Devo também, e com merecidas honrarias, fazer valer as contribuições da professora Maria Lina de Paula Neta, que fora minha professora no terceiro ano do Colégio. Me surpreendi com a perspicácia e a autenticidade das abordagens e análises que a professora Paula levava para sala de aula nas aulas de História. Disciplinada, exigia leitura integral dos textos a serem discutidos; pedia aos alunos que expusessem seus pontos de vista sobre o conteúdo, o entendimento e assimilação dos mesmos sobre determinado assunto. Sua “acidez” crítica, sua sapiência em relação ao estudo histórico me surpreendiam a cada aula dada.

Três sujeitos. Três mulheres. Três professoras. Três historiadoras. Não nego a influência destas na minha escolha pela História, sem desmerecer os demais logicamente. Se hoje estou no último ano da faculdade de História, devo enormes parcelas a estas mulheres que ainda me inspiram a continuar na luta.

Continua...”


Como se observa, o texto não fora concluído. Devo ter me esquecido, por circunstâncias diversas e que no presente momento não consigo me lembrar, de ter finalizado minhas ideias. Mesmo assim, gostaria de ressaltar, além do brilhante trabalho e importante influência de minhas professoras de História do ensino básico, que minha escolarização se deve a todo um conjunto de pessoas que, de uma forma ou de outra, contribuíram para minha formação, especialmente aos professores, gestores, secretárias, a “tia” da limpeza e do lanche, enfim, ao Colégio Estadual Dom Abel e ao Olavo Costa Campos. Hoje, vendo a situação da educação brasileira, sendo atacada contundentemente, onde professores não são devidamente reconhecidos e valorizados – além dos duros ataques e violências por eles sofrida –, onde os investimentos em pesquisas, em infraestrutura das escolas, em bolsas de estudo, em salários dos profissionais da educação, etc., vem sendo reduzido ou mesmo erradicado de uma maneira violenta e autoritária. Me senti muito triste quando soube que a Escola Olavo Costa Campos seria fechada no redesenho que o governo estadual implementou neste ano. Ali, vivenciei os momentos mais felizes de minha vida escolar.

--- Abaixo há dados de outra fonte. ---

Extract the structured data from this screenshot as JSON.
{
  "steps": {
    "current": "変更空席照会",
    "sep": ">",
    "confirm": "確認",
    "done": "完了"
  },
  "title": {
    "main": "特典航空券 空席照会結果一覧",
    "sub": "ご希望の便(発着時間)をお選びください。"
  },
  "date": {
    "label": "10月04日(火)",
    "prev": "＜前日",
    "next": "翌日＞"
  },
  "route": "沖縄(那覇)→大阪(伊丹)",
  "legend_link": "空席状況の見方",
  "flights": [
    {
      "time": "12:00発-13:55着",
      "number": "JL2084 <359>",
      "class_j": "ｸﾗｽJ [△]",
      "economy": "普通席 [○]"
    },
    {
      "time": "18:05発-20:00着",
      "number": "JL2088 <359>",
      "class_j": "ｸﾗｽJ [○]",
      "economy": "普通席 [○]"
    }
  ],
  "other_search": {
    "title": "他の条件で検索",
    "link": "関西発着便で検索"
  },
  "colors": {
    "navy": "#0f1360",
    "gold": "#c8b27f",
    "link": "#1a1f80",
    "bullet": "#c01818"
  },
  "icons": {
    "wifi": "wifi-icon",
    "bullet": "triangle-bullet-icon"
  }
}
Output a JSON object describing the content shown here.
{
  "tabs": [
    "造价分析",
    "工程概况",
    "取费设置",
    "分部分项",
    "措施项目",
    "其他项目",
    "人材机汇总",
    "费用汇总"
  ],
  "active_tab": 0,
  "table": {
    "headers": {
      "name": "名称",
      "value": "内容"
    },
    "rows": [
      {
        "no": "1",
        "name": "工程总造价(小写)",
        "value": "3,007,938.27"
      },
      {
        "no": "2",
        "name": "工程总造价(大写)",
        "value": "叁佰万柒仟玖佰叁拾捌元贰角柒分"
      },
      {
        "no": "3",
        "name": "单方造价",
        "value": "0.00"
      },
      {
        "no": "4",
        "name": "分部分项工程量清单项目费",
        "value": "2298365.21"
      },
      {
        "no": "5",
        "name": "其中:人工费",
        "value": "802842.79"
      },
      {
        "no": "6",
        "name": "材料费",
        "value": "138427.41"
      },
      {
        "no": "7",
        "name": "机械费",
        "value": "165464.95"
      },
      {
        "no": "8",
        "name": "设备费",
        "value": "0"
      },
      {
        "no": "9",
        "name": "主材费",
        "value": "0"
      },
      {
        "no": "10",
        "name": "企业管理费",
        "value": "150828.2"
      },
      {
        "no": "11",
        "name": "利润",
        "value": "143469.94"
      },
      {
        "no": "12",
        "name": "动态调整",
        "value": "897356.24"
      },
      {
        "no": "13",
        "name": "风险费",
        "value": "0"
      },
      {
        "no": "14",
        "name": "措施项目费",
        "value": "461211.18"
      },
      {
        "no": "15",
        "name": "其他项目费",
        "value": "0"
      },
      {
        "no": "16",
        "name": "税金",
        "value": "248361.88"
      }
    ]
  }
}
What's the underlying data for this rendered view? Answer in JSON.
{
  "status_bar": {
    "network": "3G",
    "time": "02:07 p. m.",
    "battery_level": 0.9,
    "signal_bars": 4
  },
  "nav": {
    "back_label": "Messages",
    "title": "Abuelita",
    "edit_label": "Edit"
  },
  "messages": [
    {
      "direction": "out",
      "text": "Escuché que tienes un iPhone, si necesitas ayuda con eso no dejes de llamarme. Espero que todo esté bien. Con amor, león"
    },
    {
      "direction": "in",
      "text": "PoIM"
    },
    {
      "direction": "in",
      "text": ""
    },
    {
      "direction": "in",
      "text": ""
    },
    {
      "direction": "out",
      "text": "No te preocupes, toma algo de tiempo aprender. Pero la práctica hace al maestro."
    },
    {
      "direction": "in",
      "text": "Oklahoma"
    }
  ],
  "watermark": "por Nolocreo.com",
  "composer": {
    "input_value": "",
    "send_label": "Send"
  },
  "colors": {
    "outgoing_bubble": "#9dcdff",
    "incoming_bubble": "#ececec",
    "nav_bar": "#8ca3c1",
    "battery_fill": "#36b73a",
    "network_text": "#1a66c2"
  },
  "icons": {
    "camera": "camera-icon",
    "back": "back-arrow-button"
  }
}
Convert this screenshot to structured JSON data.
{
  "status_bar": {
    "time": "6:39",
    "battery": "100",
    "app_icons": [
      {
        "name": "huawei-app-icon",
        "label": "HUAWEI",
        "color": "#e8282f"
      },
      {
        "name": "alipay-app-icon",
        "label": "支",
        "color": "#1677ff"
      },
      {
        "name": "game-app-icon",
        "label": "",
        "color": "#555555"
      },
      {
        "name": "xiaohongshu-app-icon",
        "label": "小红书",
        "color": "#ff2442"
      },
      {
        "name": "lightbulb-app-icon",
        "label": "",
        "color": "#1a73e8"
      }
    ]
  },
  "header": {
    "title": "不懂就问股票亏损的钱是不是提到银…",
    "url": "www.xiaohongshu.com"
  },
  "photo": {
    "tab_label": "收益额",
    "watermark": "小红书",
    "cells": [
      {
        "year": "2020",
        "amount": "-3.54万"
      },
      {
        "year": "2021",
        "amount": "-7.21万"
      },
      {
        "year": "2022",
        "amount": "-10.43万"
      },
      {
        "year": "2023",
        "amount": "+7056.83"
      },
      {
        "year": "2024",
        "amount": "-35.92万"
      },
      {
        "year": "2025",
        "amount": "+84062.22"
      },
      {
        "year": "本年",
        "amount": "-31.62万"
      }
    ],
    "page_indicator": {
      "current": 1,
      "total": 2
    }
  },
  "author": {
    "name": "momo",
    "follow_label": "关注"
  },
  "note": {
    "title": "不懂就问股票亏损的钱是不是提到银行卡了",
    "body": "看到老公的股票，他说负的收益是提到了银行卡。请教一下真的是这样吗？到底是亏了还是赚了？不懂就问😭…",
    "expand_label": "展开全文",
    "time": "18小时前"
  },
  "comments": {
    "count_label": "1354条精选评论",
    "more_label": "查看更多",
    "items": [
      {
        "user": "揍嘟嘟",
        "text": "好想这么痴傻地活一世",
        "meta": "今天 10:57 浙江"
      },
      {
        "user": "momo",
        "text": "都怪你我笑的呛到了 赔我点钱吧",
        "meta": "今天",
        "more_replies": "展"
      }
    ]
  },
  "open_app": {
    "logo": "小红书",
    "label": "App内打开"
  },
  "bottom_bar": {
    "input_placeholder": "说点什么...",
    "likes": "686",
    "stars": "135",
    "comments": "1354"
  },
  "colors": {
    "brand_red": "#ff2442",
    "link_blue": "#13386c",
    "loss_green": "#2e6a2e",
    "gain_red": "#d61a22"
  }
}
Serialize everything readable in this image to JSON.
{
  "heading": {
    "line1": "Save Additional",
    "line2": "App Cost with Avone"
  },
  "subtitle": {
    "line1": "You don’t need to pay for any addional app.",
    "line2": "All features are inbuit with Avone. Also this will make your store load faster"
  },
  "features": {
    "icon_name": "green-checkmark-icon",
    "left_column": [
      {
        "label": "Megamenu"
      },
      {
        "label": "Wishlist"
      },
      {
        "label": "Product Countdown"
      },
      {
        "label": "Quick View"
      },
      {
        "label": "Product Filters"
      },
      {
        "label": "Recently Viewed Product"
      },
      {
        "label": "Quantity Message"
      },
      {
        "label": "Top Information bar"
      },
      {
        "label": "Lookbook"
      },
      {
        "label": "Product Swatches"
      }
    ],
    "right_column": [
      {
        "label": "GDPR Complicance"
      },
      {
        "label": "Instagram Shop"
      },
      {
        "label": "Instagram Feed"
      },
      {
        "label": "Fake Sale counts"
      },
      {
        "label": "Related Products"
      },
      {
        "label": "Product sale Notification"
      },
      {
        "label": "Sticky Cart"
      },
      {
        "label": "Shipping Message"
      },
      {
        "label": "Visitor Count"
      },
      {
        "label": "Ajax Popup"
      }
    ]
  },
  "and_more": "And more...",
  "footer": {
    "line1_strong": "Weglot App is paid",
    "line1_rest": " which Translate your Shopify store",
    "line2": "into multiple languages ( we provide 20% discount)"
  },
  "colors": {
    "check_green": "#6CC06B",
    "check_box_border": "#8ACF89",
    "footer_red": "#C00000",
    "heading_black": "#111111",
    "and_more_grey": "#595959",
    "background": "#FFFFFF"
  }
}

Diante dessa narrativa, continuo a pinçar a importância da minha experiência na educação básica, onde, mesmo vivenciado toda sorte de desafios e percalços pelos quais a educação e a escola pública perpassam, consegui, mediante muito esforço e dedicação, almejar melhorias significativas em minha vida profissional e pessoal. Quando terminei o ensino médio, prestei o vestibular para o curso de História da UEG/Itapuranga, ao qual fui aprovado no ano de 2012. Quando soube da notícia de minha aprovação no vestibular, fizemos um churrasco para comemorar. Lembro-me que eu e todos os meus familiares e amigos comemoramos minha aprovação. Sei que para certas pessoas, fazer um churrasco para comemorar a aprovação em um vestibular para licenciatura talvez seja um pouco exagerado, demasiado excesso de tempo e dinheiro. Talvez para essas pessoas, o correto seria conseguir comemorar a aprovação em cursos “modinhas”, como medicina, engenharia ou direito. Mas, por outro lado, para um filho de um trabalhador rural e uma doméstica, o simples status de ser aprovado em um vestibular em uma universidade pública já é motivo de grande comemoração. Talvez porque, mesmo enfrentado inúmeros desafios durante minha vida escolar no ensino básico, tendo que trabalhar para ajudar com as despesas em casa e estudar ao mesmo tempo (desafio que provavelmente certos abastados nunca enfrentaram na vida), eu tenha motivos mais do que especiais para comemorar sim. E foi isso que eu fiz.


Antes que as lágrimas comecem a escorrer pelo teclado do notebook, quero aqui expressar meu total apreço pelos professores que acima foram mencionados, vocês foram, e continuam sendo, exemplos de dignidade, superação e humanidade.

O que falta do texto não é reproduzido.